Tim Knox, Director of the Centre for Policy Studies, commented:
“The most recent attempt to introduce a wealth tax was made by Denis Healey in 1976. In a memo marked “secret”, HM Treasury then advised that the proposed wealth tax “would produce little revenue, be extremely difficult to administer and risk serious damage to the economy”. Denis Healey later noted that: “We had committed ourselves to a Wealth Tax: but in five years I found it impossible to draft one which would yield enough revenue to be worth the administrative cost and political hassle.” We now have the extraordinary spectacle of a Conservative-led Government considering the possibility of introducing a tax dismissed as unworkable 36 years ago by a Labour Government.”
Lucian Cook, Director of Residential Research at Savills, and author of Taxing Mansions (published by the CPS earlier this year) commented:
“‘The common perception is that owners of high value homes pay a disproportionately low level of taxes. Our analysis suggests quite the contrary, especially given the recent changes to the stamp duty land tax regime. A mansion tax, with a fixed threshold, would distort market dynamics and really create a threshold at the £2 million mark. And at a human level, it would hurt those cash-poor long-term owners whose homes fall into the so-called ‘mansion’ bracket only by dint of house price increases."
Liberal Democrat Leader Nick Clegg's calls for the tax and the CPS argument against were outlined in a Bloomberg news article. Mayor of London Boris Johnson has since had his say on the issue: "I Iike Nick Clegg but... He knows it. I know it.
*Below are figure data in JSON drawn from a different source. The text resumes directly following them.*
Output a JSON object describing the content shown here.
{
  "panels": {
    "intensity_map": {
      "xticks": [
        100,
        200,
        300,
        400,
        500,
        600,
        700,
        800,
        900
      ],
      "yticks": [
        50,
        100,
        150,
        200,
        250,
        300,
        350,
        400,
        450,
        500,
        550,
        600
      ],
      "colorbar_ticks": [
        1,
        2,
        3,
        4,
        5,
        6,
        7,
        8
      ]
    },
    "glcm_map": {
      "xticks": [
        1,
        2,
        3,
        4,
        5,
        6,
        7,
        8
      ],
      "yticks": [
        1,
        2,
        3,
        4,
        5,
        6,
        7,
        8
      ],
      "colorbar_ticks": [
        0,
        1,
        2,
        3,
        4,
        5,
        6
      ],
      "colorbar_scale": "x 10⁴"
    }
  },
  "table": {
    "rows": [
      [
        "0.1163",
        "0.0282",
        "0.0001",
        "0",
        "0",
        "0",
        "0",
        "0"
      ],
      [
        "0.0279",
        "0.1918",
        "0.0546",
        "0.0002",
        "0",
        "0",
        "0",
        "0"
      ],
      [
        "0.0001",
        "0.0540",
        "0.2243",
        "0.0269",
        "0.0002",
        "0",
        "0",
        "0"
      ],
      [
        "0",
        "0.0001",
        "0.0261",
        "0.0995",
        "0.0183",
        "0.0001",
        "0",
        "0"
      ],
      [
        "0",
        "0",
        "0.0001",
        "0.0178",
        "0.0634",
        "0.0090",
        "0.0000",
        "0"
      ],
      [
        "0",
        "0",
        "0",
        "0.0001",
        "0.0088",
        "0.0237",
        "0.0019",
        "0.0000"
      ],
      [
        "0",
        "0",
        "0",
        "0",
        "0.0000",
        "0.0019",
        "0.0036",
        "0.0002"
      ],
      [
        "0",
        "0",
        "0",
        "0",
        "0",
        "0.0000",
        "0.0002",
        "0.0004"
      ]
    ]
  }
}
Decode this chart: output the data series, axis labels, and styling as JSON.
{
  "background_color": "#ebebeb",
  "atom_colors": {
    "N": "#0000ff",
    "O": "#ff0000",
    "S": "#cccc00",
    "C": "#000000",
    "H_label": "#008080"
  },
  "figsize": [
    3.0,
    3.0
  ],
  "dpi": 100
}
The idea of a mansion tax is crazy."
Several prominent commentators cited the facts and arguments outlined in the briefing note:
Simon Jenkins, The Guardian: Council tax: the easy way to make mansion-dwellers pay
Allister Heath, The Telegraph: If you want the rich to pay more tax, let them grow even richer
Fraser Nelson, The Telegraph: Won’t George Osborne learn the lesson? Wealth taxes simply don’t work
Allister Heath, City A.M.: The Liberal Democrats’ attack on middle class will backfire
Fraser Nelson, Coffee House: The dangerous attraction of wealth taxes
The CPS has been making the case against the Mansion Tax since the publication of Lucian Cook's initial report 'Taxing Mansions: the taxation of high value residential property' in March.